Paul J. Otto and Irvin C. Evans for Appellants.

Harry H. Licker and Charles A. Bank for Respondents.

OPINION

HANSON, J. pro tem.

The primary question presented in this case is whether there was a failure to state a cause of action for rescission based on fraud, as the trial court held, merely because the complaint disclosed that the notice of rescission was not served until 72 days after the fraud was actually discovered.
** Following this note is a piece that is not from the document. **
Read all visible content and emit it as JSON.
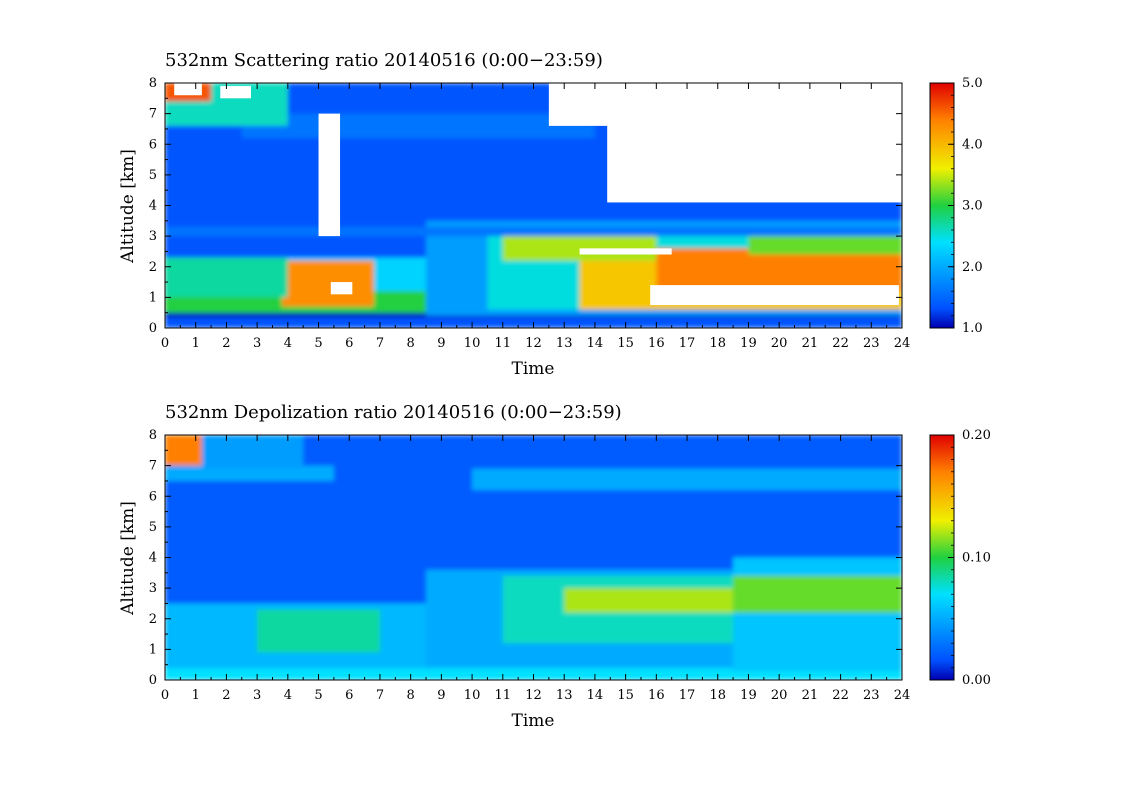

In support of its ruling the trial court relied upon Campbell v. Title Guarantee & Trust Co., 121 Cal. App. 374 [9 P.2d 264], where the court said that, "From an examination of authorities, it would appear that thirty days is about the utmost length of time which the courts are disposed to allow to the purchaser for rescission unless there are unusual circumstances in the case excusing longer delay." In ruling, as it did, in the instant case the trial court did not have the benefit of the Supreme Court's recent holding in [109 Cal. App. 2d 649] Williams v. Marshall, 37 Cal. 2d 445 [235 P.2d 372], even though we freely concede that that decision is not in every respect a controlling precedent. In that case the court held that the trial court upon a hearing upon the merits was not in error in granting a rescission even though more than 15 months had elapsed between the date of the actual discovery of the fraud and the date on which the notice of rescission was served. However, it was there shown that in the interval the parties had negotiated to avoid litigation. [1] If, as the court held the trial court properly granted rescission, even though more than 15 months had elapsed between the actual discovery of the fraud and the service of the notice of rescission, because of the negotiations of the parties in the interval, it follows that the time element alone is not a controlling factor and that each case must be determined upon its own facts, i.e., upon the merits unless it is plain that the time element is so prolonged that as a matter of law no sufficient excuse could be shown on a trial upon the merits.

[2] The complaint before us is devoid of any allegation implying that the land involved was improved; that the plaintiffs made any use of the land; that its value had decreased since the date the alleged fraud was discovered; that it was of a character subject to rapid fluctuation; that by any words or acts the plaintiffs had indicated an affirmance of the contract; that the vendors had changed their position or were prejudiced by the fact that a more prompt notice of rescission was not served upon them. Accordingly, we deem it plain that there is nothing shown in the circumstances disclosed upon the face of the complaint that tends to indicate an inexcusable delay on the part of the plaintiffs or any reason why it would be inequitable to enter upon an inquiry as to the merits of the claim.

As the trial court properly ruled that the complaint stated a cause of action for fraud, it follows that the right to a rescission on that ground was not eliminated as a matter of law, as the trial court ruled, merely because the plaintiffs delayed serving a notice of rescission for a period of 72 days after actual notice of the fraud. (Cf. Wadleigh v. Phelps, 149 Cal. 627, 633 [87 P. 93]; Zakaessian v. Zakaessian, 70 Cal. App. 2d 721, 727 [161 P.2d 677].)

The judgment is reversed with instructions to overrule the demurrer.

Doran, Acting P. J., and Drapeau, J., concurred.